Tester’s solution can be found here.
Editorialist’s solution can be found here.

@admin Links to solution not working.

CodeChef: Practical coding for everyone can some one provide me test case where it will fail?

The author’s solution won’t work for the large test case.

@Author, please give the proof for the amortized complexity.

2 Likes

The problem can be solve easily by observing few points-
On every sub tree for which we need to find out the required answer we have a corresponding root(all other are child of this node in sub tree). Now there are three type of branches it may have-

a) The branch which have maximum weight .

b) The branch which have second maximum weight.

c) All the other remaining Branches .

Now all the branches of type 3 is useless why?
The reason is simple the special value of node for root is the maximum distance to any leaf or simply
the weight of branch type 1 and thus the distance from any node in any branch of type 3 is always greater
the special value of root which is the weight of branch 1 plus distance of any node from branch 3 to
root so we discard branch 3 nodes as we are looking for minimum of such value .

For the same reason we can discard all node of branch 2.

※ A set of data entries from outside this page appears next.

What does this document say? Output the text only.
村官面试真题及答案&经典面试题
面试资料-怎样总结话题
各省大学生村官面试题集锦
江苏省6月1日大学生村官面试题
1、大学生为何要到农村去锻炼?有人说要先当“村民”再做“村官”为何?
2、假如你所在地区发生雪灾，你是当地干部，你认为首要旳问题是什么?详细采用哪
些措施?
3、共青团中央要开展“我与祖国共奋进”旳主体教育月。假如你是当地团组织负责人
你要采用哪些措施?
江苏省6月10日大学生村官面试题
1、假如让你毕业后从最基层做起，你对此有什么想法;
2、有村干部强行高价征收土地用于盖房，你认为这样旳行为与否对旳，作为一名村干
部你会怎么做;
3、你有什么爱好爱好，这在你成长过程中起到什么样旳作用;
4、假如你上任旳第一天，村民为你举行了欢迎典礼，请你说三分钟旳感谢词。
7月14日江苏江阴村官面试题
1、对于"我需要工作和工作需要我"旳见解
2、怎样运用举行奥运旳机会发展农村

Now we are left with branch one any of these node(including root ) can be the candidate for producing the minimum value this branch consist of two continous sections section start from root to node x and section 2 start from child of node x to leaf of branch 1 type .

The difference between these two type of segment is the type of node they consist of-

  1. nodes are of type who special value of node coming from the distance between this node and the leaf node of branch 1 .

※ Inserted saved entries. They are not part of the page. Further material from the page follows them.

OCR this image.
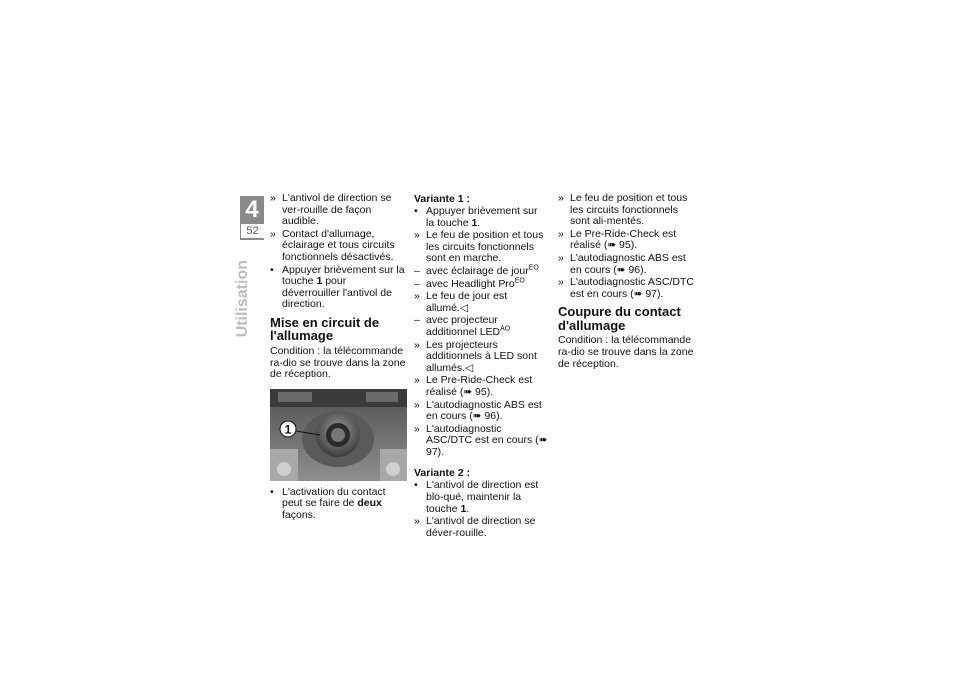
4
52
Utilisation
» L'antivol de direction se ver-rouille de façon audible.
» Contact d'allumage, éclairage et tous circuits fonctionnels désactivés.
• Appuyer brièvement sur la touche 1 pour déverrouiller l'antivol de direction.
Mise en circuit de l'allumage
Condition : la télécommande ra-dio se trouve dans la zone de réception.
1
• L'activation du contact peut se faire de deux façons.
Variante 1 :
• Appuyer brièvement sur la touche 1.
» Le feu de position et tous les circuits fonctionnels sont en marche.
– avec éclairage de jour$^{EO}$
– avec Headlight Pro$^{EO}$
» Le feu de jour est allumé.◁
– avec projecteur additionnel $LED^{AO}$
» Les projecteurs additionnels à LED sont allumés.◁
» Le Pre-Ride-Check est réalisé (➠ 95).
» L'autodiagnostic ABS est en cours (➠ 96).
» L'autodiagnostic ASC/DTC est en cours (➠ 97).
Variante 2 :
• L'antivol de direction est blo-qué, maintenir la touche 1.
» L'antivol de direction se déver-rouille.
» Le feu de position et tous les circuits fonctionnels sont ali-mentés.
» Le Pre-Ride-Check est réalisé (➠ 95).
» L'autodiagnostic ABS est en cours (➠ 96).
» L'autodiagnostic ASC/DTC est en cours (➠ 97).
Coupure du contact d'allumage
Condition : la télécommande ra-dio se trouve dans la zone de réception.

  2. nodes are of type whose special value of node is not coming from leaf of branch one type but from the leaf of branch 2 type .Here the branch 2 need not be of root of this sub tree it may be of any node in the type 1 branch.

Now X and child of x are the candidate for answer , Minimum of two is the right answer.

Now we are left with the part of how to find out the Type X node of parent subtree by knowing the Type x node of child subtree . lets look at Type x of child now consider the child of X node we get, Start from this node
and move upward i.e toward root until the condition of type 2 segment is satisfied with respect to branch 2 of root .Wherever the conditon voialte is the X node also atmost once we have traverse each node for checking condition so complexity to find out X for all subtree can be maximum O(n).

Time complexity: O(n) for each test case.

Solution link:
https://www.codechef.com/viewsolution/9900857

4 Likes

hi ,
could some one explain why radius is our answer.
I think that radius of the diameter will be the minimum of all max , if diameter pass through the root of a subtree. But cann’t there be a possibility that the minimum could be somewhere in the subtree which could pass through diameter , and yet making a min of the max ?
I have not seen the solution , as i want to explore my answer through the editorial .

Thanks in advance…

Can anyone provide some explanation on author’s solution? I am not able to make any relation between author’s solution and the editorial. Thanks in advance!

@admin Links to solutions not working, redirecting to same page.

Apologies. Fixed it…

My Approach was also exactly the same.

Moreover, the author’s solution seems to have complexity of even more than n^2. So, I do not think it will pass all the subtasks.